At least she now knew the reason for the presence of the crimson ‘Boere Krisis Kommando’ pamphlet lying at her feet. What she didn’t know was whether Van Schalkwyk’s rage at his ex-wife’s actions might have been a force powerful enough to cause him to try to end her life.

‘Well, at least everything turned out well in the end on your old farm. Now, I have one other question for you …’

But Van Schalkwyk interrupted her, lifting a stubby finger in a ‘Wait a minute’ gesture.

‘Who said it ended well?’

‘What do you mean? How could it not have?’

‘The minute the whites stopped looking over their shoulders, those lazy savages stopped working. You really think they wanted to farm? To work so hard for nothing? They were told that the first year they would only produce enough to feed their own community. Only in the second year would they produce surplus to sell commercially. But they couldn’t even be bothered to work that extra year and make some money.’
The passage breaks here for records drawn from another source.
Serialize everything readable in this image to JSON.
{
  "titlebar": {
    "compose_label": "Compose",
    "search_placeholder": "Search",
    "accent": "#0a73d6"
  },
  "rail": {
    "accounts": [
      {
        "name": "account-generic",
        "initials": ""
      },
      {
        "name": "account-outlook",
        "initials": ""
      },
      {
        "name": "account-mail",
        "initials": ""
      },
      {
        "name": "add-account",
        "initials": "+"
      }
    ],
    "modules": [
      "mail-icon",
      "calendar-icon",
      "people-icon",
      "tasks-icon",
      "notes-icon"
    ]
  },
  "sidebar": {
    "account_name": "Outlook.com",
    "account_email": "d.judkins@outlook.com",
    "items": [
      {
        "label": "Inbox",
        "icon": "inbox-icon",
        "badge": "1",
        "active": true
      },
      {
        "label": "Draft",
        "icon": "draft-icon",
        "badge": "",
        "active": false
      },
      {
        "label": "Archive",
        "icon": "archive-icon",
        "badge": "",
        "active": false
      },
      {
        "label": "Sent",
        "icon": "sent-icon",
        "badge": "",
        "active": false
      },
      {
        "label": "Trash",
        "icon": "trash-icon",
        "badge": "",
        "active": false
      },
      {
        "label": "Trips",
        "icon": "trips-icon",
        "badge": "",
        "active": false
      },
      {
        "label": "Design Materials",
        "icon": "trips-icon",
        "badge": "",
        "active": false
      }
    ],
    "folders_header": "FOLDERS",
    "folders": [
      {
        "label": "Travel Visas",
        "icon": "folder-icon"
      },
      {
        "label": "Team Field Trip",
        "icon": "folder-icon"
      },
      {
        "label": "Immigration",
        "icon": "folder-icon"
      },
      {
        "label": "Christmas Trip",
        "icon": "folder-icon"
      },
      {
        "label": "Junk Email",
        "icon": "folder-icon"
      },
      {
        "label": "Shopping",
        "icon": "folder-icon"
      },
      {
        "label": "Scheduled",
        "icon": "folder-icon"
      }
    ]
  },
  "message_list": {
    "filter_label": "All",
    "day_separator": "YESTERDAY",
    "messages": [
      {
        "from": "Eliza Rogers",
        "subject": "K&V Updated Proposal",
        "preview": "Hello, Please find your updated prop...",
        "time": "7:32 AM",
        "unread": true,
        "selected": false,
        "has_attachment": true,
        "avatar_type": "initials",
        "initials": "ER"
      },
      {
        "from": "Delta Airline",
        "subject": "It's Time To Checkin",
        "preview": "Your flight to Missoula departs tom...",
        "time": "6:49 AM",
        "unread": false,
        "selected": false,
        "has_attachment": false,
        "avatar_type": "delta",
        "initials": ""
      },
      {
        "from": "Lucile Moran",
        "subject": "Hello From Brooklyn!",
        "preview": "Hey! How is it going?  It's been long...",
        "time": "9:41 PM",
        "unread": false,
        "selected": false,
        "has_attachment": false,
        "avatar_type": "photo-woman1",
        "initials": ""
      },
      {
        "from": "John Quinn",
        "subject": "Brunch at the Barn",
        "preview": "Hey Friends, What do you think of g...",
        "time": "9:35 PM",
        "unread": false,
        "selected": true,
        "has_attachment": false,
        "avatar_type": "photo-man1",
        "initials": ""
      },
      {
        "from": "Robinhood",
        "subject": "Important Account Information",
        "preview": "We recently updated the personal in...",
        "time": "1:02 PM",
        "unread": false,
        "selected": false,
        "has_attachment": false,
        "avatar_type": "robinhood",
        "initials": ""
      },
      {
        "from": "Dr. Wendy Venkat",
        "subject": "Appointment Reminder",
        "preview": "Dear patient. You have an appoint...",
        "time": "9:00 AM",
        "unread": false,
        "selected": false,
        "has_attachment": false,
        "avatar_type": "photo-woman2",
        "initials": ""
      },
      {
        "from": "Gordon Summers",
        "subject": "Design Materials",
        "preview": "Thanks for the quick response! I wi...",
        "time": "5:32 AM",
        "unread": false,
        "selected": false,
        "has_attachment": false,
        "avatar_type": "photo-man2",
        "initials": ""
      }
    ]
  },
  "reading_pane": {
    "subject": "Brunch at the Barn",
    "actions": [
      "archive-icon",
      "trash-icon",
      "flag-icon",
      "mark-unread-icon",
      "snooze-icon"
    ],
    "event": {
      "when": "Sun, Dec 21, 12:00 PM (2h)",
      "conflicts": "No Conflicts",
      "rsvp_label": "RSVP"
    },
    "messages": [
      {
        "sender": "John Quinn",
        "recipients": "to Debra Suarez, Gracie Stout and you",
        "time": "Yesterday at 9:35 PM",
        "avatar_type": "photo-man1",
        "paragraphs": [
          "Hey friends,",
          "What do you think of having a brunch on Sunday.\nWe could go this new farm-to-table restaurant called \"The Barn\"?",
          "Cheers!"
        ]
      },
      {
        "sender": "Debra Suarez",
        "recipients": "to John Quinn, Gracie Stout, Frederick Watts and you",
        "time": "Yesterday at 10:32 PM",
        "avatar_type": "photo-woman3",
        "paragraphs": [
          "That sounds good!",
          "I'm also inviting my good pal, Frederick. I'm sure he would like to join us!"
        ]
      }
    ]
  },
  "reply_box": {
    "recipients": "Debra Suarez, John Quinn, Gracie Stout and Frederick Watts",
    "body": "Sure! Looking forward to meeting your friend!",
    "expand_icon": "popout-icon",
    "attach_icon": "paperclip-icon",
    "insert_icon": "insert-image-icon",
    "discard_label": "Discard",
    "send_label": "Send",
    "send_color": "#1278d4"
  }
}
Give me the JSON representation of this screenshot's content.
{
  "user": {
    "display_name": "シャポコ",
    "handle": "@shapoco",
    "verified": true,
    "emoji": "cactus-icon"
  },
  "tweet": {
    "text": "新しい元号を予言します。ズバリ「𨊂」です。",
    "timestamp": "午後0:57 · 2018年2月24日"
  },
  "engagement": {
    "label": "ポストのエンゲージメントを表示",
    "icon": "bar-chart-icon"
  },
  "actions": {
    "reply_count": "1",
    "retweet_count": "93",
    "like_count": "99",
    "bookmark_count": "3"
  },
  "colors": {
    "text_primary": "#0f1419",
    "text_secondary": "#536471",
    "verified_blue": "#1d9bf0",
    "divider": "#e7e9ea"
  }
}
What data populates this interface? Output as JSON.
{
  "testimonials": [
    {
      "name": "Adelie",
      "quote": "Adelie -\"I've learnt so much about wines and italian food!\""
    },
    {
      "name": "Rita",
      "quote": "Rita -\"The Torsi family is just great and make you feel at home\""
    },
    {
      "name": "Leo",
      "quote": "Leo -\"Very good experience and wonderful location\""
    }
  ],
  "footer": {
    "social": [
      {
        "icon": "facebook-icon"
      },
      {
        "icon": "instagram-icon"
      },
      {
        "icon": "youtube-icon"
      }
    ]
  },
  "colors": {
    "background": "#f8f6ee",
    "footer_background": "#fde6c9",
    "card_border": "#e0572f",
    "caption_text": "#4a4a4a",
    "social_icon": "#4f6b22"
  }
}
Jade couldn’t help it. She felt a cold, sinking sensation in her stomach which she soon realised was disappointment.

‘What happened?’

Van Schalkwyk shrugged his oversized shoulders. ‘Don’t ask me. I went there a few months back and they were gone.’

‘Gone?’

‘Moved out, lock, stock and barrel. The houses were ripped up; the mill was gone; their cattle were nowhere to be seen; there was not a person in sight. They’d abandoned their own bloody farm. Moved back to wherever they were living before, I suppose. And God knows what they did to the fields, but they’re like a desert now. Trashed. They must have had goats on them or something, because that land was like bare
rock. Not even a weed growing. So now you tell me, Mrs Bleeding-heart Liberal, what was the point of all that money being spent when you’re dealing with people like those?’